In a near-bankrupt post-war Britain, the founding of the Arts Council in 1946 was intended to spark cultural renewal and a new renaissance, as a national priority. Art is never about escaping reality; it’s always a way of helping us make sense of it and ourselves.

Cutting the arts is cutting the ties that bind us

But – you may ask – when adult social care, NHS waiting lists and children’s safeguarding are at risk, surely the arts have to take a back seat? And I get it. I get that civic leaders are being asked to make almost impossible decisions. With local councils squeezed by rising demand for services and decades of underfunding; arts and culture are increasingly placed in the “would be nice, but…” pile.

But I think this misses the big picture. Because creative programmes in schools and youth centres are proved to prevent social isolation and anti-social behaviour. Cultural events bring people back to our high streets. Community art projects help tackle loneliness, mental ill-health, and even lessen community tensions. In other word, cutting arts funding is cutting the ties that bind us.

In my hometown of Birmingham – famed for its creative vibrancy and a large animatronic bull – almost all our cultural funding was recently scrapped in an emergency Section 114 notice which reduced the arts budget to zero. Right across the wider West Midlands region, organisations that have served communities for years are being left in limbo.

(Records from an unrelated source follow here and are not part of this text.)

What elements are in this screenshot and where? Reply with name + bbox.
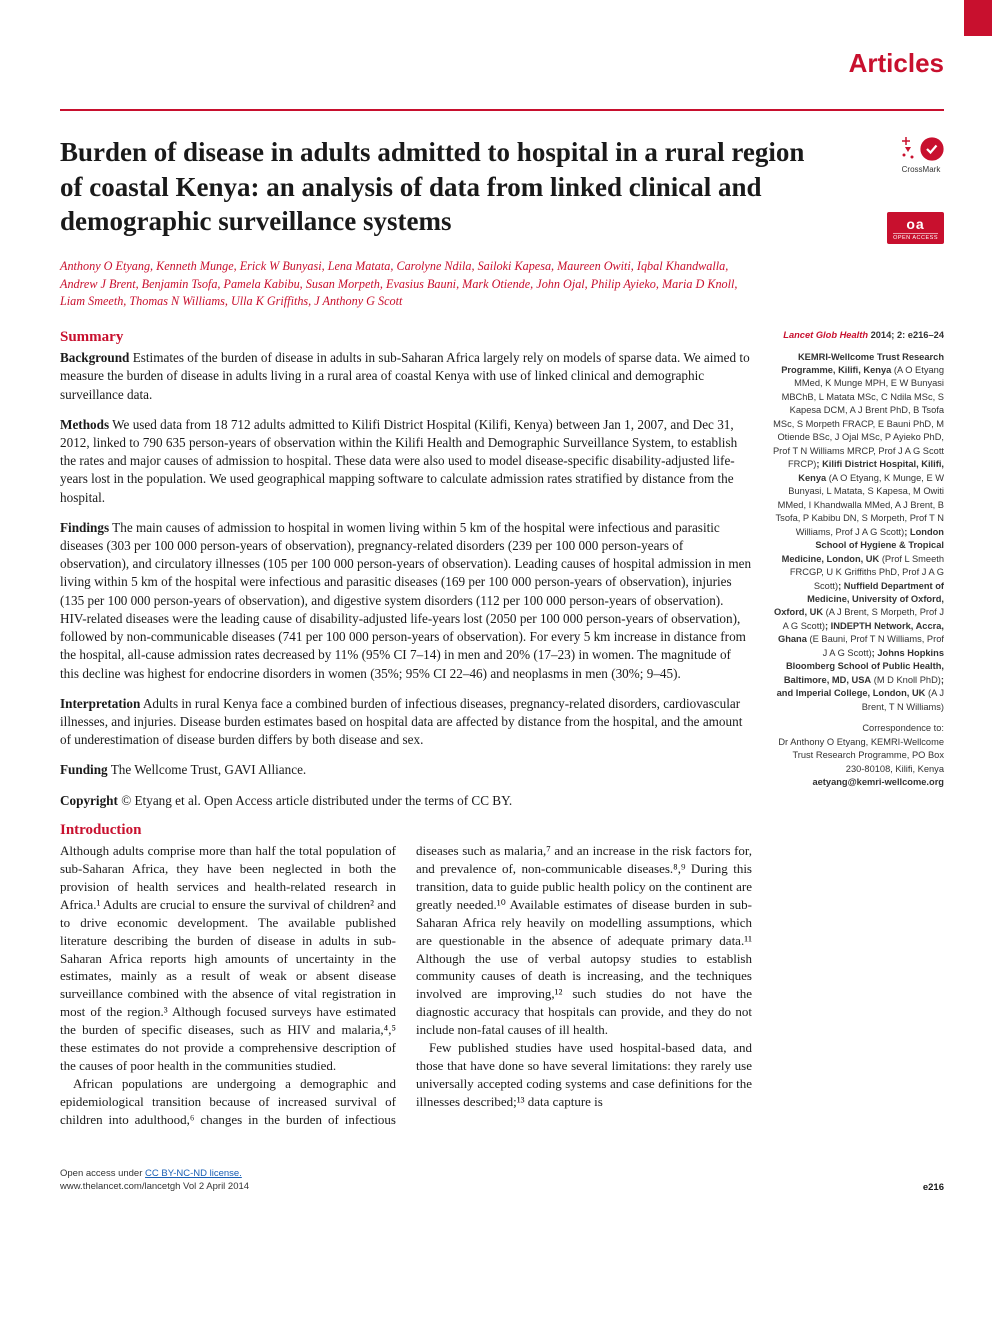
abs-label-copyright: Copyright: [60, 793, 118, 808]
sidebar-correspondence: Correspondence to: Dr Anthony O Etyang, …: [772, 722, 944, 789]
abs-text-findings: The main causes of admission to hospital…: [60, 520, 751, 681]
title-row: Burden of disease in adults admitted to …: [60, 135, 944, 244]
sidebar-year-vol: 2014; 2: e216–24: [868, 330, 944, 340]
top-accent-red: [964, 0, 992, 36]
top-accent-bar: [0, 0, 992, 8]
open-access-badge[interactable]: oa OPEN ACCESS: [887, 212, 944, 244]
abs-label-funding: Funding: [60, 762, 108, 777]
abs-label-background: Background: [60, 350, 129, 365]
introduction-heading: Introduction: [60, 822, 752, 839]
abs-label-findings: Findings: [60, 520, 109, 535]
abstract-funding: Funding The Wellcome Trust, GAVI Allianc…: [60, 761, 752, 779]
cc-license-link[interactable]: CC BY-NC-ND license.: [145, 1168, 242, 1179]
abstract-interpretation: Interpretation Adults in rural Kenya fac…: [60, 695, 752, 750]
oa-text: oa: [906, 216, 924, 232]
sidebar-affiliations: KEMRI-Wellcome Trust Research Programme,…: [772, 351, 944, 715]
body-two-columns: Although adults comprise more than half …: [60, 842, 752, 1129]
author-list: Anthony O Etyang, Kenneth Munge, Erick W…: [60, 258, 760, 311]
abs-text-background: Estimates of the burden of disease in ad…: [60, 350, 750, 401]
abs-text-funding: The Wellcome Trust, GAVI Alliance.: [108, 762, 307, 777]
abs-text-interpretation: Adults in rural Kenya face a combined bu…: [60, 696, 742, 747]
sidebar-column: Lancet Glob Health 2014; 2: e216–24 KEMR…: [772, 329, 944, 1129]
abs-label-methods: Methods: [60, 417, 109, 432]
main-column: Summary Background Estimates of the burd…: [60, 329, 752, 1129]
article-title: Burden of disease in adults admitted to …: [60, 135, 824, 239]
sidebar-citation: Lancet Glob Health 2014; 2: e216–24: [772, 329, 944, 342]
crossmark-label: CrossMark: [902, 165, 941, 174]
footer-left: Open access under CC BY-NC-ND license. w…: [60, 1167, 249, 1194]
abstract-copyright: Copyright © Etyang et al. Open Access ar…: [60, 792, 752, 810]
intro-para-3: Few published studies have used hospital…: [416, 1039, 752, 1111]
abstract-background: Background Estimates of the burden of di…: [60, 349, 752, 404]
page-number: e216: [923, 1182, 944, 1193]
corr-label: Correspondence to:: [772, 722, 944, 735]
section-label: Articles: [60, 48, 944, 79]
corr-name: Dr Anthony O Etyang, KEMRI-Wellcome Trus…: [772, 736, 944, 776]
abs-text-methods: We used data from 18 712 adults admitted…: [60, 417, 737, 505]
abs-text-copyright: © Etyang et al. Open Access article dist…: [118, 793, 512, 808]
sidebar-journal: Lancet Glob Health: [783, 330, 868, 340]
page-content: Articles Burden of disease in adults adm…: [0, 8, 992, 1159]
page-footer: Open access under CC BY-NC-ND license. w…: [0, 1159, 992, 1214]
footer-journal-line: www.thelancet.com/lancetgh Vol 2 April 2…: [60, 1180, 249, 1193]
abstract-methods: Methods We used data from 18 712 adults …: [60, 416, 752, 507]
red-divider: [60, 109, 944, 111]
license-prefix: Open access under: [60, 1168, 145, 1179]
abstract-findings: Findings The main causes of admission to…: [60, 519, 752, 683]
corr-email[interactable]: aetyang@kemri-wellcome.org: [772, 776, 944, 789]
badge-column: CrossMark oa OPEN ACCESS: [844, 135, 944, 244]
two-col-layout: Summary Background Estimates of the burd…: [60, 329, 944, 1129]
summary-heading: Summary: [60, 329, 752, 346]
intro-para-1: Although adults comprise more than half …: [60, 842, 396, 1075]
abs-label-interpretation: Interpretation: [60, 696, 140, 711]
crossmark-badge[interactable]: CrossMark: [898, 135, 944, 174]
oa-subtext: OPEN ACCESS: [893, 233, 938, 241]
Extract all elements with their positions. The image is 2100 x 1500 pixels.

Our region is one of the most diverse in the country, with more than 40% of residents identifying as Black, as Asian or from another ethnic minority background. In this context, culture isn’t a luxury, it’s a necessity. Youth theatres in Dudley, spoken word nights in Coventry, community festivals in Sandwell; these are all bringing people together across background, faith and identity.

Competing for shrinking pots

This is a missed opportunity. With focused planning and practical support, the region’s artists, organisations and grassroots projects could lead the way in using culture to address some of the biggest issues we face: inequality, social division, mental health and economic recovery. But instead, we’re watching that potential go to waste. Maybe our Metro Mayor needs a cultural attaché to rebalance the debate on arts and new investment.

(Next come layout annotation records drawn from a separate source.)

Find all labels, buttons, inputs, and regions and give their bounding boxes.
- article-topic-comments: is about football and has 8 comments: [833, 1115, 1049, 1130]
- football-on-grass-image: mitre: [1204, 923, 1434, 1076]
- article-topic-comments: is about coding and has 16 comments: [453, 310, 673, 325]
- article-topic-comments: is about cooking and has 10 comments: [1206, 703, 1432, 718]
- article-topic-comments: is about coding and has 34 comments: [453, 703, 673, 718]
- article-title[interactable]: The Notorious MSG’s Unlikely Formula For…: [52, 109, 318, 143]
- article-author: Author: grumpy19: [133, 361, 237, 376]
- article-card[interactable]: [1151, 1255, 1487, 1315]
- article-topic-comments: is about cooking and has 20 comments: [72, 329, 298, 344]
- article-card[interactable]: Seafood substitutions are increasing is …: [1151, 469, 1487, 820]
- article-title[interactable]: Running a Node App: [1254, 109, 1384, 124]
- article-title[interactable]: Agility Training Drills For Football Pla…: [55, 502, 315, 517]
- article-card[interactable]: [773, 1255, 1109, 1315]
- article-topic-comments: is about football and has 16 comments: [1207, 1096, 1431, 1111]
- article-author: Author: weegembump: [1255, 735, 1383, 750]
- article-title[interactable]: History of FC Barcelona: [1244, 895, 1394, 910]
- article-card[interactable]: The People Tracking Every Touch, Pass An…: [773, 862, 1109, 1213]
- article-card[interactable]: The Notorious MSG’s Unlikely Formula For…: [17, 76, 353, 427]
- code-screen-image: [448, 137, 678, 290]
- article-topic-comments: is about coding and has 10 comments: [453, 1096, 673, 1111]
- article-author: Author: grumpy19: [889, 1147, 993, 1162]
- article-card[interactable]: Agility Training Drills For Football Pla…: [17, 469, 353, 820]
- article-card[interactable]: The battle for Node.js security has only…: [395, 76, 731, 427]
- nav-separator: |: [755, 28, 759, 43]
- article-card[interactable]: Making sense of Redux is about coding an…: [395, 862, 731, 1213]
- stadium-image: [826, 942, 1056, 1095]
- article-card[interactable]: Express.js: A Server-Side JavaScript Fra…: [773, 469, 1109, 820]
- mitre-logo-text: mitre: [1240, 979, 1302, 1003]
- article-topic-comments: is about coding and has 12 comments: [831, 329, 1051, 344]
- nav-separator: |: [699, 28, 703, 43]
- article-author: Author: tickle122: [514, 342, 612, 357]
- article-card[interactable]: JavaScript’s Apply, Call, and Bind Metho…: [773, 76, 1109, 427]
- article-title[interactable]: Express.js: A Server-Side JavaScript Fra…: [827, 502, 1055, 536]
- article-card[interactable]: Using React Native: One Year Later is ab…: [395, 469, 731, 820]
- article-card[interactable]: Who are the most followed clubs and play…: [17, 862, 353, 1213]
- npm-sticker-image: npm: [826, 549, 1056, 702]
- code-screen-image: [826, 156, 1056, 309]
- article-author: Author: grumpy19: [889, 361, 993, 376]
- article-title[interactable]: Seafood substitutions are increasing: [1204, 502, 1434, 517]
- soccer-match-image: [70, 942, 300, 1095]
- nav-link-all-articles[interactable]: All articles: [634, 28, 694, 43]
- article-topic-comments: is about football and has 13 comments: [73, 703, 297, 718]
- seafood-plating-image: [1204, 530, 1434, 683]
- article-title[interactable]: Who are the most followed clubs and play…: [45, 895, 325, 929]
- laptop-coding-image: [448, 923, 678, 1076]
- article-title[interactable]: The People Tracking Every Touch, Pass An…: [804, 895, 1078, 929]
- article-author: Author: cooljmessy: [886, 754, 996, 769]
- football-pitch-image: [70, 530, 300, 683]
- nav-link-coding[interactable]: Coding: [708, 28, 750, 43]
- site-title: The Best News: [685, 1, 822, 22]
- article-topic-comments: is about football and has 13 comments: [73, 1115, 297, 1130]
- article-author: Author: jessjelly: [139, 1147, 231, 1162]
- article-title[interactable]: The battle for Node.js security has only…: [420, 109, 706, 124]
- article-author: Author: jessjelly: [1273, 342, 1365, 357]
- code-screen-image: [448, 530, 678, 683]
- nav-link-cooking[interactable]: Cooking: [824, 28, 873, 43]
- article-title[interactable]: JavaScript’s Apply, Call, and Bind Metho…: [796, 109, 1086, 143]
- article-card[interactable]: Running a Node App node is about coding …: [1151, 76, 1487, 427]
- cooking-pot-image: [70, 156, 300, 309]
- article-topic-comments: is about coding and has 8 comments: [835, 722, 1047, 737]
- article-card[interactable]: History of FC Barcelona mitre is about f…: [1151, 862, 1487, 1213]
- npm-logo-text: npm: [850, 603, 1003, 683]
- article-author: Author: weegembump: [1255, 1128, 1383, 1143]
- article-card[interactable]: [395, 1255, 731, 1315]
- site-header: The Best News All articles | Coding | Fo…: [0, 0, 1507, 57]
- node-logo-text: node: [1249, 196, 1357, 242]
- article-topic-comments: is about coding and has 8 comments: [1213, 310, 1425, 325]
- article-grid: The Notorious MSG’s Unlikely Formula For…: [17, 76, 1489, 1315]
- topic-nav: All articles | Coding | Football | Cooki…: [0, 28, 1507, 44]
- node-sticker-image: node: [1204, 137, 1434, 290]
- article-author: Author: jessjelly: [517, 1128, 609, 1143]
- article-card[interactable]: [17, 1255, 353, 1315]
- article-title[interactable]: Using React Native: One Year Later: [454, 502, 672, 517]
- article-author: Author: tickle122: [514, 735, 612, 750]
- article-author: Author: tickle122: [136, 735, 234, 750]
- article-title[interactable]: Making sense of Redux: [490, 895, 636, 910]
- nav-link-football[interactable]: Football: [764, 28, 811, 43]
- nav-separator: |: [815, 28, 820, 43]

It’s not just theory. The Centre for Economics and Business Research found for every £1 spent on the arts, £5 is returned to the economy. And that’s before you count the harder-to-measure benefits of confidence, pride, belonging. The irony is that while culture is being defunded at the local level, it continues to be championed in our national rhetoric.

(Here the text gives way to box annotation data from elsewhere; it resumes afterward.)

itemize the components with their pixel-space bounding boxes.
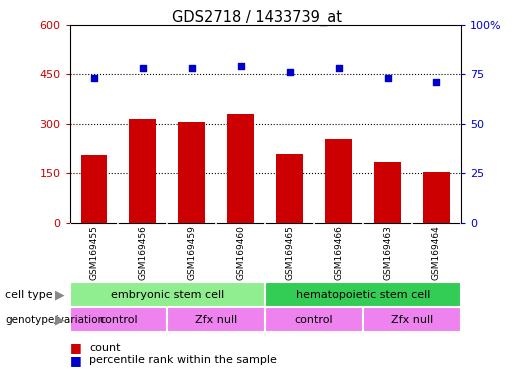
Bar [227,114,254,223]
Text: GSM169459: GSM169459 [187,225,196,280]
Bar [129,119,157,223]
Point [236,63,245,70]
Bar [265,307,363,332]
Point [90,75,98,81]
Text: ▶: ▶ [55,288,64,301]
Text: cell type: cell type [5,290,53,300]
Text: ■: ■ [70,341,81,354]
Text: GSM169464: GSM169464 [432,225,441,280]
Text: GSM169455: GSM169455 [90,225,98,280]
Point [187,65,196,71]
Bar [167,307,265,332]
Bar [70,307,167,332]
Text: control: control [295,314,334,325]
Text: ■: ■ [70,354,81,367]
Point [139,65,147,71]
Bar [374,162,401,223]
Text: GSM169456: GSM169456 [139,225,147,280]
Text: GSM169460: GSM169460 [236,225,245,280]
Point [432,79,440,85]
Bar [363,307,461,332]
Text: ▶: ▶ [55,313,64,326]
Bar [178,122,205,223]
Text: Zfx null: Zfx null [195,314,237,325]
Text: count: count [89,343,121,353]
Text: GDS2718 / 1433739_at: GDS2718 / 1433739_at [173,10,342,26]
Point [383,75,391,81]
Bar [70,282,265,307]
Text: genotype/variation: genotype/variation [5,314,104,325]
Bar [423,172,450,223]
Text: GSM169466: GSM169466 [334,225,343,280]
Text: embryonic stem cell: embryonic stem cell [111,290,224,300]
Text: GSM169465: GSM169465 [285,225,294,280]
Text: Zfx null: Zfx null [391,314,433,325]
Text: GSM169463: GSM169463 [383,225,392,280]
Bar [265,282,461,307]
Bar [325,139,352,223]
Text: hematopoietic stem cell: hematopoietic stem cell [296,290,430,300]
Text: control: control [99,314,138,325]
Point [335,65,343,71]
Bar [80,155,108,223]
Bar [276,154,303,223]
Point [285,70,294,76]
Text: percentile rank within the sample: percentile rank within the sample [89,355,277,365]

The creative industries bring over £126 billion to the UK economy each year and support more than two million jobs and it sits centre place in the UKs Industrial Strategy. And yet this money still disproportionately ends up in London. For all the talk of levelling up, regional arts organisations are left to compete for shrinking pots of funding, while local authorities simply don’t have the means to pick up the slack.

Culture is infrastructure with high growth potential

There is still time to change course. Councils, combined authorities, government departments, funding bodies and national cultural institutions need to work together, not only to protect what’s left, but to rebuild with greater equity. That means proper, long-term investment outside London. It means recognising culture is infrastructure with high growth potential, and it means listening to the communities who know that their stories matter.

Let’s be radical, not just funding art for art’s sake but embedding the arts where they can make a real difference to communities and to the lives of real people – wherever they are. From tackling antisocial behaviour and youth disengagement to improving mental health, education, social care and loneliness, the arts have the power to connect, heal and inspire.

By integrating creativity into social services and community initiatives, we can develop soft skills, build stronger communities and unlock new ways of learning and supporting one another.

We’ve had enough cuts. It’s time for the last cut, and for the healing to begin.